# lighting suggestions



## cichlidor (Oct 8, 2009)

where is the best place (store or online) to buy aquarium lighting?


----------



## df001 (Nov 13, 2007)

I would submit that it is dependent on what you are looking for, and how you quantify "best" price? availability? service? etc.

Are you looking for a T5HO fixture? a LED fixture?


----------



## cichlidor (Oct 8, 2009)

im looking for a 48" quad T5HO fixture.thanks for the quick reply.


----------



## CanadaPleco (Sep 7, 2009)

I've got one for sale. $120. Odessa quad t5ho with built in timers.


----------



## cichlidor (Oct 8, 2009)

CanadaPleco said:


> I've got one for sale. $120. Odessa quad t5ho with built in timers.

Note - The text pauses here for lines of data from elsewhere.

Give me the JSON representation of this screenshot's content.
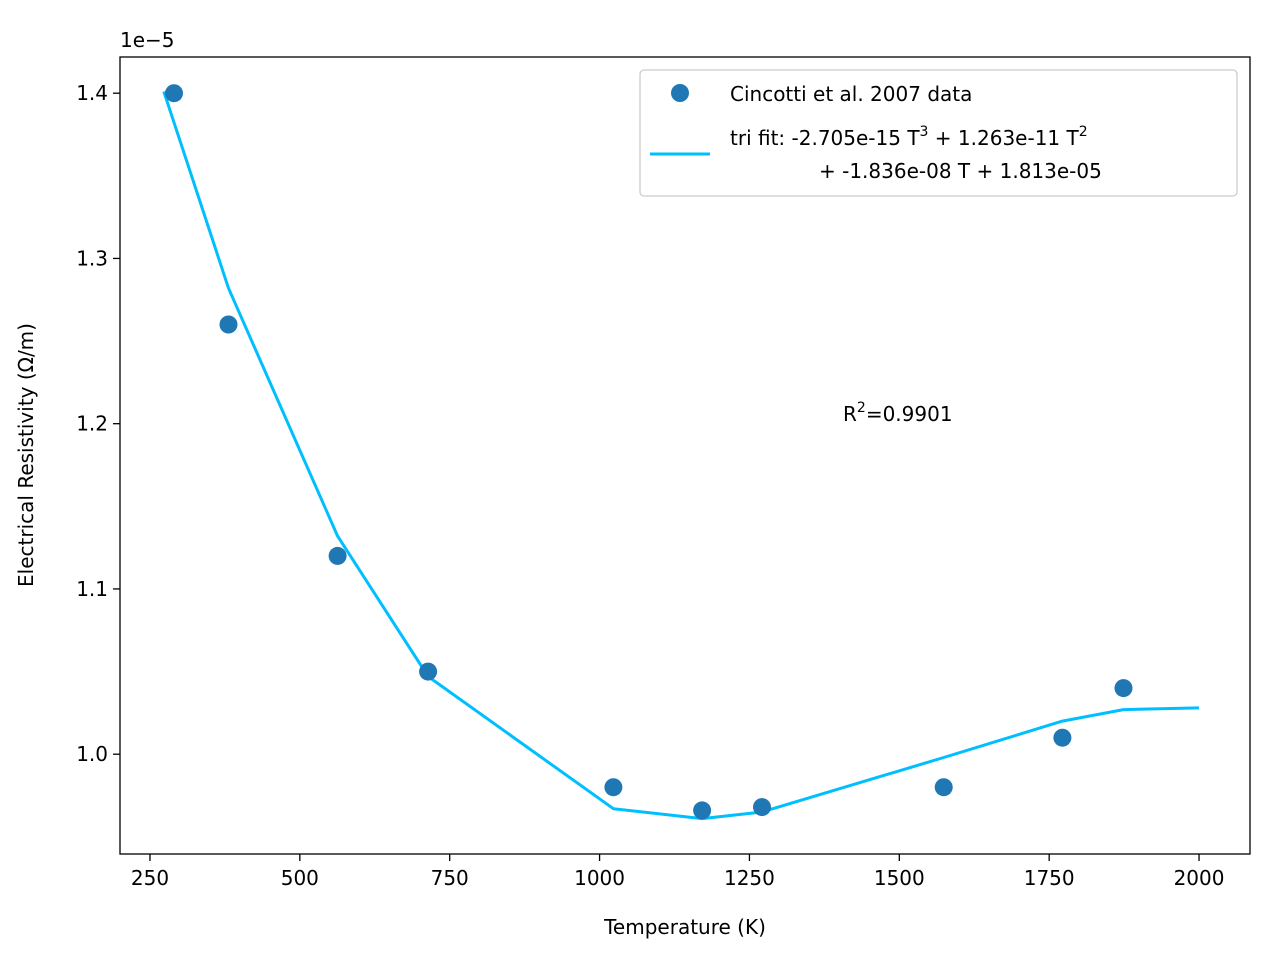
{
  "chart_data": {
    "type": "scatter",
    "xlabel": "Temperature (K)",
    "ylabel": "Electrical Resistivity (Ω/m)",
    "y_offset_label": "1e−5",
    "xlim": [
      200,
      2085
    ],
    "ylim": [
      9.396e-06,
      1.4219e-05
    ],
    "x_ticks": [
      250,
      500,
      750,
      1000,
      1250,
      1500,
      1750,
      2000
    ],
    "y_ticks": [
      1.0,
      1.1,
      1.2,
      1.3,
      1.4
    ],
    "grid": false,
    "legend_position": "upper right",
    "series": [
      {
        "name": "Cincotti et al. 2007 data",
        "kind": "scatter",
        "color": "#1f77b4",
        "x": [
          290,
          381,
          563,
          714,
          1023,
          1171,
          1271,
          1574,
          1772,
          1874
        ],
        "y": [
          1.4e-05,
          1.26e-05,
          1.12e-05,
          1.05e-05,
          9.8e-06,
          9.66e-06,
          9.68e-06,
          9.8e-06,
          1.01e-05,
          1.04e-05
        ]
      },
      {
        "name": "tri fit: -2.705e-15 T³ + 1.263e-11 T² + -1.836e-08 T + 1.813e-05",
        "legend_line1": "tri fit: -2.705e-15 T",
        "legend_line1_mid": " + 1.263e-11 T",
        "legend_line2": "+ -1.836e-08 T + 1.813e-05",
        "kind": "line",
        "color": "#00bfff",
        "x": [
          273,
          381,
          563,
          714,
          1023,
          1171,
          1271,
          1574,
          1772,
          1874,
          2000
        ],
        "y": [
          1.401e-05,
          1.282e-05,
          1.132e-05,
          1.047e-05,
          9.67e-06,
          9.61e-06,
          9.65e-06,
          9.98e-06,
          1.02e-05,
          1.027e-05,
          1.028e-05
        ]
      }
    ],
    "annotations": [
      {
        "text": "R",
        "sup": "2",
        "rest": "=0.9901",
        "x": 1400,
        "y": 1.2e-05
      }
    ]
  }
}
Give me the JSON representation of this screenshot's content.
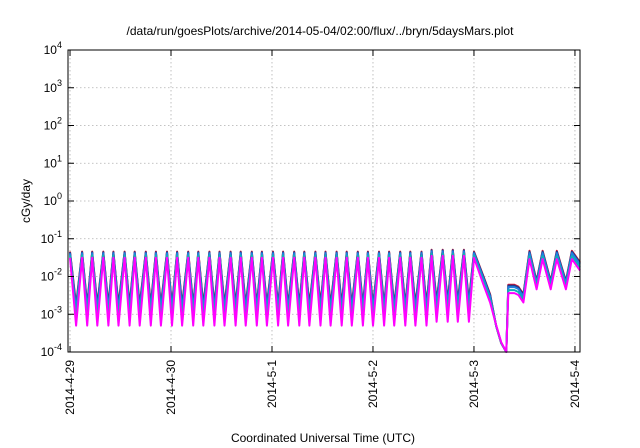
{
  "chart_data": {
    "type": "line",
    "title": "/data/run/goesPlots/archive/2014-05-04/02:00/flux/../bryn/5daysMars.plot",
    "xlabel": "Coordinated Universal Time (UTC)",
    "ylabel": "cGy/day",
    "yscale": "log",
    "ylim_exponent": [
      -4,
      4
    ],
    "ytick_labels": [
      {
        "base": "10",
        "exp": "4"
      },
      {
        "base": "10",
        "exp": "3"
      },
      {
        "base": "10",
        "exp": "2"
      },
      {
        "base": "10",
        "exp": "1"
      },
      {
        "base": "10",
        "exp": "0"
      },
      {
        "base": "10",
        "exp": "-1"
      },
      {
        "base": "10",
        "exp": "-2"
      },
      {
        "base": "10",
        "exp": "-3"
      },
      {
        "base": "10",
        "exp": "-4"
      }
    ],
    "xtick_labels": [
      "2014-4-29",
      "2014-4-30",
      "2014-5-1",
      "2014-5-2",
      "2014-5-3",
      "2014-5-4"
    ],
    "xlim_days": [
      -0.02,
      5.05
    ],
    "grid": true,
    "legend": "none",
    "series": [
      {
        "color": "#e0102a",
        "level_offset": 0.2,
        "dip_extra": 0.25
      },
      {
        "color": "#1e3c8c",
        "level_offset": 0.15,
        "dip_extra": 0.22
      },
      {
        "color": "#2080e0",
        "level_offset": 0.05,
        "dip_extra": 0.18
      },
      {
        "color": "#10b0b8",
        "level_offset": -0.15,
        "dip_extra": 0.1
      },
      {
        "color": "#ff00ff",
        "level_offset": -0.35,
        "dip_extra": 0.0
      }
    ],
    "pattern_high": [
      [
        0.0,
        -1.4
      ],
      [
        0.12,
        -1.4
      ],
      [
        0.22,
        -1.4
      ],
      [
        0.33,
        -1.4
      ],
      [
        0.43,
        -1.4
      ],
      [
        0.54,
        -1.4
      ],
      [
        0.64,
        -1.4
      ],
      [
        0.75,
        -1.4
      ],
      [
        0.85,
        -1.4
      ],
      [
        0.96,
        -1.4
      ],
      [
        1.06,
        -1.4
      ],
      [
        1.17,
        -1.4
      ],
      [
        1.27,
        -1.4
      ],
      [
        1.38,
        -1.4
      ],
      [
        1.48,
        -1.4
      ],
      [
        1.59,
        -1.4
      ],
      [
        1.69,
        -1.4
      ],
      [
        1.8,
        -1.4
      ],
      [
        1.9,
        -1.4
      ],
      [
        2.01,
        -1.4
      ],
      [
        2.11,
        -1.4
      ],
      [
        2.22,
        -1.4
      ],
      [
        2.32,
        -1.4
      ],
      [
        2.43,
        -1.4
      ],
      [
        2.53,
        -1.4
      ],
      [
        2.64,
        -1.4
      ],
      [
        2.74,
        -1.4
      ],
      [
        2.85,
        -1.4
      ],
      [
        2.95,
        -1.4
      ],
      [
        3.06,
        -1.4
      ],
      [
        3.16,
        -1.4
      ],
      [
        3.27,
        -1.4
      ],
      [
        3.37,
        -1.4
      ],
      [
        3.48,
        -1.4
      ],
      [
        3.58,
        -1.35
      ],
      [
        3.69,
        -1.35
      ],
      [
        3.79,
        -1.35
      ],
      [
        3.9,
        -1.35
      ],
      [
        4.0,
        -1.4
      ]
    ],
    "pattern_low": [
      [
        0.06,
        -2.95
      ],
      [
        0.17,
        -2.95
      ],
      [
        0.27,
        -2.95
      ],
      [
        0.38,
        -2.95
      ],
      [
        0.48,
        -2.95
      ],
      [
        0.59,
        -2.95
      ],
      [
        0.69,
        -2.95
      ],
      [
        0.8,
        -2.95
      ],
      [
        0.9,
        -2.95
      ],
      [
        1.01,
        -2.95
      ],
      [
        1.11,
        -2.95
      ],
      [
        1.22,
        -2.95
      ],
      [
        1.32,
        -2.95
      ],
      [
        1.43,
        -2.95
      ],
      [
        1.53,
        -2.95
      ],
      [
        1.64,
        -2.95
      ],
      [
        1.74,
        -2.95
      ],
      [
        1.85,
        -2.95
      ],
      [
        1.95,
        -2.95
      ],
      [
        2.06,
        -2.95
      ],
      [
        2.16,
        -2.95
      ],
      [
        2.27,
        -2.95
      ],
      [
        2.37,
        -2.95
      ],
      [
        2.48,
        -2.95
      ],
      [
        2.58,
        -2.95
      ],
      [
        2.69,
        -2.95
      ],
      [
        2.79,
        -2.95
      ],
      [
        2.9,
        -2.95
      ],
      [
        3.0,
        -2.95
      ],
      [
        3.11,
        -2.95
      ],
      [
        3.21,
        -2.95
      ],
      [
        3.32,
        -2.95
      ],
      [
        3.42,
        -2.95
      ],
      [
        3.53,
        -2.95
      ],
      [
        3.63,
        -2.85
      ],
      [
        3.74,
        -2.85
      ],
      [
        3.84,
        -2.85
      ],
      [
        3.95,
        -2.85
      ]
    ],
    "tail": [
      [
        4.0,
        -1.4
      ],
      [
        4.09,
        -2.05
      ],
      [
        4.16,
        -2.55
      ],
      [
        4.22,
        -3.15
      ],
      [
        4.27,
        -3.6
      ],
      [
        4.32,
        -4.0
      ],
      [
        4.34,
        -2.3
      ],
      [
        4.4,
        -2.3
      ],
      [
        4.44,
        -2.35
      ],
      [
        4.49,
        -2.55
      ],
      [
        4.55,
        -1.4
      ],
      [
        4.62,
        -2.2
      ],
      [
        4.68,
        -1.4
      ],
      [
        4.76,
        -2.2
      ],
      [
        4.82,
        -1.4
      ],
      [
        4.91,
        -2.2
      ],
      [
        4.97,
        -1.4
      ],
      [
        5.05,
        -1.7
      ]
    ]
  }
}
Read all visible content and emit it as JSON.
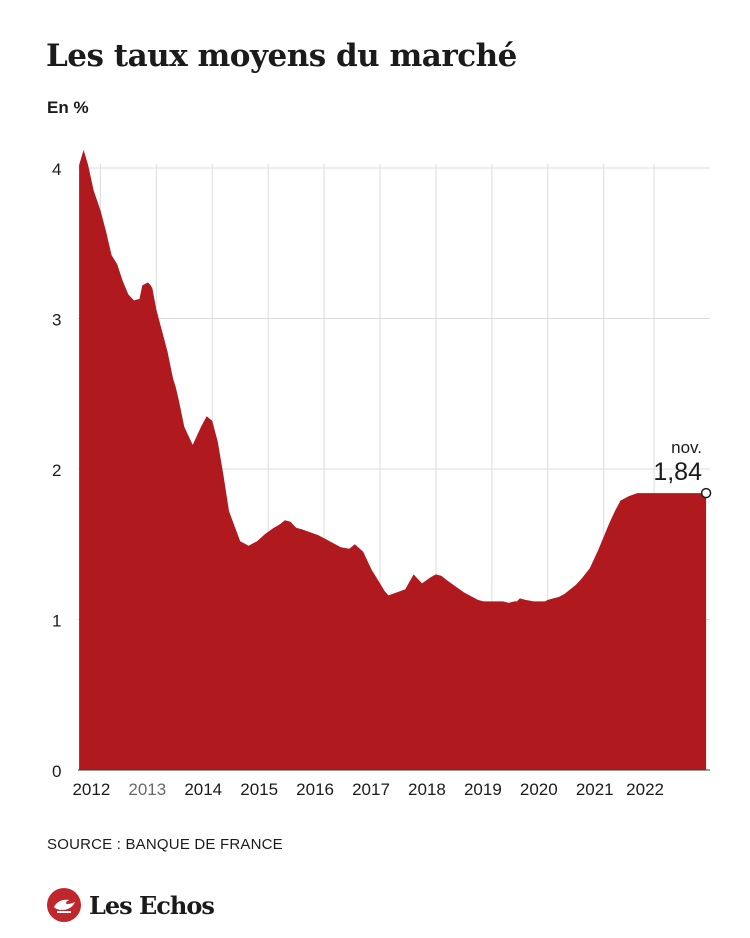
{
  "title": "Les taux moyens du marché",
  "subtitle": "En %",
  "source": "SOURCE : BANQUE DE FRANCE",
  "brand": "Les Echos",
  "annotation": {
    "label": "nov.",
    "value": "1,84"
  },
  "colors": {
    "area": "#b0191d",
    "grid": "#dcdcdc",
    "text": "#1b1b1b",
    "brand": "#c0272d"
  },
  "chart_data": {
    "type": "area",
    "title": "Les taux moyens du marché",
    "ylabel": "En %",
    "xlabel": "",
    "ylim": [
      0,
      4
    ],
    "xlim": [
      2011.6,
      2022.9
    ],
    "yticks": [
      0,
      1,
      2,
      3,
      4
    ],
    "xticks": [
      {
        "label": "2012",
        "x": 2012.0
      },
      {
        "label": "2013",
        "x": 2013.0
      },
      {
        "label": "2014",
        "x": 2014.0
      },
      {
        "label": "2015",
        "x": 2015.0
      },
      {
        "label": "2016",
        "x": 2016.0
      },
      {
        "label": "2017",
        "x": 2017.0
      },
      {
        "label": "2018",
        "x": 2018.0
      },
      {
        "label": "2019",
        "x": 2019.0
      },
      {
        "label": "2020",
        "x": 2020.0
      },
      {
        "label": "2021",
        "x": 2021.0
      },
      {
        "label": "2022",
        "x": 2021.9
      }
    ],
    "grid": true,
    "x": [
      2011.62,
      2011.7,
      2011.78,
      2011.88,
      2012.0,
      2012.1,
      2012.2,
      2012.3,
      2012.4,
      2012.5,
      2012.6,
      2012.7,
      2012.75,
      2012.85,
      2012.9,
      2012.93,
      2013.0,
      2013.1,
      2013.2,
      2013.3,
      2013.35,
      2013.4,
      2013.5,
      2013.65,
      2013.8,
      2013.9,
      2014.0,
      2014.1,
      2014.2,
      2014.3,
      2014.4,
      2014.5,
      2014.65,
      2014.8,
      2014.95,
      2015.1,
      2015.2,
      2015.3,
      2015.4,
      2015.5,
      2015.6,
      2015.75,
      2015.9,
      2016.0,
      2016.1,
      2016.2,
      2016.3,
      2016.45,
      2016.55,
      2016.7,
      2016.85,
      2017.0,
      2017.08,
      2017.15,
      2017.3,
      2017.45,
      2017.6,
      2017.75,
      2017.9,
      2018.0,
      2018.1,
      2018.2,
      2018.35,
      2018.5,
      2018.6,
      2018.75,
      2018.85,
      2019.0,
      2019.1,
      2019.2,
      2019.3,
      2019.4,
      2019.45,
      2019.5,
      2019.6,
      2019.75,
      2019.85,
      2019.95,
      2020.0,
      2020.1,
      2020.2,
      2020.3,
      2020.4,
      2020.5,
      2020.6,
      2020.75,
      2020.9,
      2021.0,
      2021.1,
      2021.2,
      2021.3,
      2021.45,
      2021.6,
      2021.7,
      2021.8,
      2021.9,
      2022.0,
      2022.1,
      2022.2,
      2022.35,
      2022.5,
      2022.6,
      2022.75,
      2022.83
    ],
    "y": [
      4.02,
      4.12,
      4.02,
      3.85,
      3.72,
      3.58,
      3.42,
      3.36,
      3.25,
      3.16,
      3.12,
      3.13,
      3.22,
      3.24,
      3.22,
      3.2,
      3.06,
      2.92,
      2.78,
      2.6,
      2.54,
      2.46,
      2.28,
      2.16,
      2.28,
      2.35,
      2.32,
      2.18,
      1.96,
      1.72,
      1.62,
      1.52,
      1.49,
      1.52,
      1.57,
      1.61,
      1.63,
      1.66,
      1.65,
      1.61,
      1.6,
      1.58,
      1.56,
      1.54,
      1.52,
      1.5,
      1.48,
      1.47,
      1.5,
      1.45,
      1.33,
      1.24,
      1.19,
      1.16,
      1.18,
      1.2,
      1.3,
      1.24,
      1.28,
      1.3,
      1.29,
      1.26,
      1.22,
      1.18,
      1.16,
      1.13,
      1.12,
      1.12,
      1.12,
      1.12,
      1.11,
      1.12,
      1.12,
      1.14,
      1.13,
      1.12,
      1.12,
      1.12,
      1.13,
      1.14,
      1.15,
      1.17,
      1.2,
      1.23,
      1.27,
      1.34,
      1.46,
      1.55,
      1.64,
      1.72,
      1.79,
      1.82,
      1.84,
      1.84,
      1.84,
      1.84,
      1.84,
      1.84,
      1.84,
      1.84,
      1.84,
      1.84,
      1.84,
      1.84
    ]
  }
}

Problem is i dont drive.i dont even know where haliburton is.but if your willing to deliver or meet then im in


----------



## CanadaPleco (Sep 7, 2009)

I may be in the city later this week, I will let you know.


----------



## cichlidor (Oct 8, 2009)

Sure!thanks.


----------



## cichlidor (Oct 8, 2009)

Can you tell me info about the light fixture like what comes with it and how long have you had it.


----------



## CanadaPleco (Sep 7, 2009)

Had it less then a year. Not sure what bulbs are in it but its freshwater. Haven't used it much.


----------



## Vinoy Thomas (Jan 4, 2013)

eBayyyyyyy!!!

Cheapest place to get lights.

Just my opinion though.

Sent from my iPhone using Tapatalk


----------



## TankCla (Dec 31, 2010)

www.aquatraders.com


----------